Não é porque a historiografia trata de eventos que já aconteceram e por definição não podem mais ser alterados que ela não avança. O acesso a mais fontes, mudanças em perspectivas teóricas, além do desenvolvimento de novas tecnologias, permitem quando não recomendam a reinterpretação de fatos pregressos.
Em "Hitler´s People" (o povo de Hitler), Richard Evans tenta responder àquelas questões que jamais vão embora. Como os alemães, um dos povos mais instruídos da Europa, puderam apoiar Hitler? Por que persistiram por tanto tempo nesse apoio?
Evans toma como modelo obras consagradas sobre o nazismo, como as de Joachim Fest e Ian Kershaw, e se beneficia da abertura, nos anos 90, de arquivos soviéticos que lançaram novas luzes sobre velhas figuras. Esse material não provoca nenhuma reviravolta interpretativa, mas fornece detalhes importantes.

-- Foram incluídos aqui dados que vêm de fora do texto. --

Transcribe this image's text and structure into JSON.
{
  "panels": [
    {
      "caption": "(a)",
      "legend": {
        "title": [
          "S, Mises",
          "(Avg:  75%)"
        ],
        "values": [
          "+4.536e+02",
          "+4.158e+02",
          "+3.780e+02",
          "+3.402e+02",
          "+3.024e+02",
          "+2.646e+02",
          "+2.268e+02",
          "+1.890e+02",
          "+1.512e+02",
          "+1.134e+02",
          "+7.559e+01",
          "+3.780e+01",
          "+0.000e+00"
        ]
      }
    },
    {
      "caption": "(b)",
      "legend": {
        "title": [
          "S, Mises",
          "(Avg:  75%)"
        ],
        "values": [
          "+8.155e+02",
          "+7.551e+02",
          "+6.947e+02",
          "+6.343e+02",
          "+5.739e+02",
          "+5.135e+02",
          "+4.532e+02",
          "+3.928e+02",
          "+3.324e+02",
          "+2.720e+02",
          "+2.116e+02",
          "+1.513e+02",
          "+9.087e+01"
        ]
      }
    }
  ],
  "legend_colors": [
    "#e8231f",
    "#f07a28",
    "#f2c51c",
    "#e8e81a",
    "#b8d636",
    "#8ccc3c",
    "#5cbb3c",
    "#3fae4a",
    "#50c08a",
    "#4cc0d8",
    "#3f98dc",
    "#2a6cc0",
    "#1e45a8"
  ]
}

Evans tenta responder às questões seminais traçando perfis das figuras que tornaram o nazismo possível. E o faz em camadas. Começa com Hitler, continua com os paladinos (Göring, Goebbels, Röhm, Himmler, Von Ribbentrop, Rosenberg e Speer), passa a uma espécie de segundo escalão, no qual se destacam personagens como Heydrich, Streicher e Von Pappen, e conclui com o que chama de "instrumentos", pessoas que não tinham envolvimento profundo com a cúpula nazista, mas trabalharam a favor dessa ideologia, como a cineasta Leni Riefenstahl e o general Von Leeb.
O resultado são quase 600 páginas muito bem escritas e altamente informativas. Ficamos sabendo não apenas o que os biografados fizeram nos anos sombrios do nazismo mas também como, em alguns casos, operaram para se livrar das responsabilidades. Speer, por exemplo, teve sucesso em fazer uma espécie de lavagem de seu passado nazista.
Evans também se beneficia do afastamento temporal. Para os contemporâneos do nazismo e as primeiras gerações posteriores a ele era importante, por exemplo, tentar pintar Hitler como uma figura que de alguma forma não pertencia à humanidade. Hoje sabemos melhor do que humanos são capazes.